Berdasarkan pendapat para ahli dapat disimpulkan bahwa
kemampuan pemecahan masalah matematis adalah kemampuan yang
dimiliki siswa dalam mencari cara yang tepat berdasarkan tahapan
prosedural guna menyelesaikan suatu masalah matematika.
2. Tahapan pemecahan masalah matematis
Tahapan dalam pemecahan masalah matematis menurut Polya (1973)
dengan empat tahapan yang dapat dilakukan, yaitu:
a. Memahami masalah
Kegiatan yang dilakukan dalam tahap ini yaitu mencari
informasi lengkap mengenai masalah, seperti: apa yang diketahui, apa
yang ditanyakan, apakah informasi cukup, adakah syarat yang harus
terpenuhi, dan menyajikan kembali masalah ke dalam bentuk yang
b. Merencanakan strategi pemecahannya
Kegiatan yang dilakukan dalam tahap ini yaitu: mencari atau
mengingat pengalaman mengenai masalah yang pernah diselesaikan
apakah memiliki kesamaan dengan yang ditanyakan dan mencari pola
atau strategi yang dapat digunakan untuk menyelesaikan masalah.
c. Melaksanakan strategi sesuai rencana
Kegiatan yang dilakukan dalam tahap ini yaitu: menjalankan
strategi yang telah dibuat pada langkah sebelumnya untuk
menyelesaikan masalah.
d. Memeriksa kembali proses dan hasil penyelesaian
Kegiatan yang dilakukan dalam tahap ini yaitu: menganalisis
dan mengevaluasi apakah strategi yang diterapkan dan hasil yang
diperoleh benar, apakah ada strategi lain yang lebih efektif, atau
apakah strategi yang dibuat dapat digunakan untuk menyelesaikan
masalah yang sejenis.
Selain itu, Adjie (2006) menyebutkan bahwa dalam memecahkan
masalah matematika, terdapat empat unsur penting yang harus dipenuhi
yaitu :
a. Memahami masalah
Dalam tahap ini siswa harus memahami dan mengidentifikasi
informasi yang diberikan, apa yang ditanyakan, dan apa yang dicari
b.
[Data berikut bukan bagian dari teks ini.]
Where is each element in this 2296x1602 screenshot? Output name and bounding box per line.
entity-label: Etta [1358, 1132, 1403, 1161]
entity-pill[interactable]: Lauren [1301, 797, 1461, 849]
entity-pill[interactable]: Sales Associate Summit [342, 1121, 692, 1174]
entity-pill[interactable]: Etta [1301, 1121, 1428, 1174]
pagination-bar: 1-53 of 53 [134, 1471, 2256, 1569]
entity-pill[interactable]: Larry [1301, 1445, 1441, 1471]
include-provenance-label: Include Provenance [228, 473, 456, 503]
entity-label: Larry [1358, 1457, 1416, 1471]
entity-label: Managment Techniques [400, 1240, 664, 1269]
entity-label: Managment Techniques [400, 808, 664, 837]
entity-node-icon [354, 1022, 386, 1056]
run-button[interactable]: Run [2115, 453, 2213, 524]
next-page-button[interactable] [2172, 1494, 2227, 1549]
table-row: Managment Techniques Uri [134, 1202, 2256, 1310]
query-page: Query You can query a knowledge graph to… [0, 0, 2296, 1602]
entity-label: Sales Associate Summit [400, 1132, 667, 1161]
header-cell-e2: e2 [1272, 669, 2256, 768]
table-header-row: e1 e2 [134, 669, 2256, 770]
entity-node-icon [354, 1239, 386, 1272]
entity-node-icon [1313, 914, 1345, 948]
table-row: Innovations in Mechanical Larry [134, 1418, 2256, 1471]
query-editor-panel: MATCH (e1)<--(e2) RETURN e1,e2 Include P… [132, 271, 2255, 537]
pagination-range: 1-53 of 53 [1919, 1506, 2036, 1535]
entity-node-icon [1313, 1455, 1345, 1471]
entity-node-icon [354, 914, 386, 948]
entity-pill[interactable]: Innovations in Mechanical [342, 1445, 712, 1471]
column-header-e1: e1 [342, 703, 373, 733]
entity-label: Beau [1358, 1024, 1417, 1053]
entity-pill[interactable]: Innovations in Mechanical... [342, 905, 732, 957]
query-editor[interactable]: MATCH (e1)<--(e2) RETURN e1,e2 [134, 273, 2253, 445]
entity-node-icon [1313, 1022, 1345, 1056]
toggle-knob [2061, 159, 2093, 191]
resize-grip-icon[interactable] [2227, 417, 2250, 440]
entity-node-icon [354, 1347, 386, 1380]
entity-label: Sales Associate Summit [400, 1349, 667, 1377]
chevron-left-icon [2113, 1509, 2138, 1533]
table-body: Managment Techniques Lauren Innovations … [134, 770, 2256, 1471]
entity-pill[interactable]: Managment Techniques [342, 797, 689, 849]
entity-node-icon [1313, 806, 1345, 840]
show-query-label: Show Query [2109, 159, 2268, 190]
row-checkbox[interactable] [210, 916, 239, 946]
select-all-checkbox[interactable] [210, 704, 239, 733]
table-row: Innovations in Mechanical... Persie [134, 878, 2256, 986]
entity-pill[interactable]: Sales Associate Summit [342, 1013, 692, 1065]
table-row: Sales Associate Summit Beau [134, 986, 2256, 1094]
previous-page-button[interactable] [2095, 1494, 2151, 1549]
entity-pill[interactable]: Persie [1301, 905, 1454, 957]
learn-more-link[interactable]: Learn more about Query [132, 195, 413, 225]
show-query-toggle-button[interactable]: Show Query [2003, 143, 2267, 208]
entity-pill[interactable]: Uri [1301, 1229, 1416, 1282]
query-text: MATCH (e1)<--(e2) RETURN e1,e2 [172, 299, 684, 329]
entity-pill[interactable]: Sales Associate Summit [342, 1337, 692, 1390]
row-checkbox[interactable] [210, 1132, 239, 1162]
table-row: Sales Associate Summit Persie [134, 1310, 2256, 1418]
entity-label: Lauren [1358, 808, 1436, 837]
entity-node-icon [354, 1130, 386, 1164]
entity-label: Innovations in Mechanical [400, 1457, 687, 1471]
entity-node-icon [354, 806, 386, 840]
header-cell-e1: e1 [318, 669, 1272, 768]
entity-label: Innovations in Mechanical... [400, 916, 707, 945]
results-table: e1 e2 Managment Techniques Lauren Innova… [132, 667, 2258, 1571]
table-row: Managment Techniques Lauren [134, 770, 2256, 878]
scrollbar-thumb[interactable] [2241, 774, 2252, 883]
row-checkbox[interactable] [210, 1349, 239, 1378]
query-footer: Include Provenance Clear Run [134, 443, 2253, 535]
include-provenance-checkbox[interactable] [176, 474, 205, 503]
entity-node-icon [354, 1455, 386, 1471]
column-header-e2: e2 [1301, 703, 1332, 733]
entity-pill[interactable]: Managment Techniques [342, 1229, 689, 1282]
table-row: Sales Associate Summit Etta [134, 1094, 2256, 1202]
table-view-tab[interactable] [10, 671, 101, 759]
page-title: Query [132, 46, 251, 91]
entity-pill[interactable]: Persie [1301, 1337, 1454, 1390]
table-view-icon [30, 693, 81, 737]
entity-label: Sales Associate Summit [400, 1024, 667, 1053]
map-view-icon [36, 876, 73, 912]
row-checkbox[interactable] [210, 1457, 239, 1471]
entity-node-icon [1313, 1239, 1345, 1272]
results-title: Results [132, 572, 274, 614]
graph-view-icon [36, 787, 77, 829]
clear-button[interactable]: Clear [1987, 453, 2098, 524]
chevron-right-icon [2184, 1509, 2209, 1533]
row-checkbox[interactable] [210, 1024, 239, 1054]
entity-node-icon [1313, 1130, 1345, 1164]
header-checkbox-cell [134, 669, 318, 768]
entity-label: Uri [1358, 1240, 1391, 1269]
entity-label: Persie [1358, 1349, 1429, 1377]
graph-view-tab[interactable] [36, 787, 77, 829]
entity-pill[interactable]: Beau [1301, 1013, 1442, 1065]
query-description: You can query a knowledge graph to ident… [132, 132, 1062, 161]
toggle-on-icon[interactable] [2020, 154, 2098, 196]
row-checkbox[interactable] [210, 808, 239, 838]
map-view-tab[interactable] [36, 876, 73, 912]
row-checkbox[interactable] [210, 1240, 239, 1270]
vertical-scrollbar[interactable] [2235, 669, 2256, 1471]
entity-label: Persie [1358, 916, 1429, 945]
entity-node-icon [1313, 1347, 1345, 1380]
Memilih pendekatan atau strategi pemecahan
Memilih strategi penyelesaian merupakan rencana yang akan
dibangun dengan pertimbangan masalah dan pertanyaan yang harus
dijawab. Strategi pemecahan masalah dapat berupa membuat tabel,
gambar, menduga, mencoba, memperbaiki, mencari pola, bernalar,
menggunakan variabel, membuat persamaan, rumus, serta
menggunakan informasi yang diketahui untuk mengembangkan
informasi baru
c. Menyelesaikan model
Melaksanakan strategi yang didapat pada langkah sebelumnya
guna memperoleh solusi penyelesaian.
d. Menafsirkan solusi
Memeriksa kembali terhadap kebenaran jawaban dan
memeriksa apakah jawaban yang didapat memberikan pemecahan
terhadap masalah semula.
Selanjunya, Dewey ( Surya, 2015 ) menjelaskan bahwa dalam
memecahkan masalah matematis terdapat 5 tahapan yang perlu
dilaksanakan yaitu :
a. Identifikasi masalah
Mengenal masalah merupakan satu aspek yang menuntut
kreativitas, ketekunan, dan keinginan kuat untuk mempertimbangkan
beberapa faktor yang mempengaruhi kemampuan mengidentifikasi
masalah, yaitu :
1) Siswa tidak mempunyai kebiasaan secara aktif untuk mencari
masalah
2) Kemampuan kognitif yang dimiliki siswa
3) Siswa tergesa-gesa dalam merefleksikan masalah
4) Siswa tidak dapat berpikir secara divergen atau melihat masalah
dari sisi yang berbeda.
b. Merepresentasikan masalah
Setelah melakukan identifikasi masalah, selanjutnya yaitu
menampilkan masalah secara tepat dan jelas. Merepresentasikan
masalah dapat dilakukan dengan melakukan abstraksi terhadap
masalah yang ada atau dengan menampilkan masalah kedalam bentuk
seperti grafik, gambar, atau membuat persamaan. Dalam tahap ini,
terdapat hal-hal yang perlu diperhatikan yaitu:
1) Apa yang akan didapatkan apabila masalah terpecahkan
2) Apa yang diketahui tentang masalah sebelum dipecahkan
3) Konsep apa yang dapat digunakan untuk mencapai solusi masalah
4) Apa yang menjadi kendala dalam mencapainya
c. Memilih strategi yang memadai
Banyak strategi yang dapat digunakan untuk mencari solusi
suatu masalah, diantaranya dengan menggunakan algoritma atau
algoritma karena adanya jaminan dalam kenerjanya. Akan tetapi jika
siswa tidak mampu dalam algoritma maka hal selanjutnya adalah
dengan cara coba-coba. Terdapat beberapa faktor yang mempengaruhi
kemampuan memilih strategi masalah, yaitu :
1) Pengalaman siswa dalam menyelesaikan masalah yang serupa
2) Pengetahuan yang dimiliki siswa, dalam hal ini berarti
kemampuan kognitifnya
3) Mengetahui kesulitan strategi pemecahan masalah
d. Mengimplementasikan strategi
Pada tahap ini sangat tergantung pada bagaimana identifikasi
masalah, representasi masalah, dan strategi yang digunakan. Faktor
yang mempengaruhi ketrampilan dalam menerapkan strategi adalah
penguasaan pengetahuan yang dimiliki siswa.
e. Menilai solusi
Dengan melakukan penilai , maka akan diperoleh informasi
mengenai proses dan hasil strategi yang sudah diterapkan sehingga
akan memperoleh tindak lanjut tentang penetapan dan perbaikan
strategi. Penilaian dapat dilakukan dengan menganalisis keseluruhan
proses dan hasil yang sudah dilaksanakan.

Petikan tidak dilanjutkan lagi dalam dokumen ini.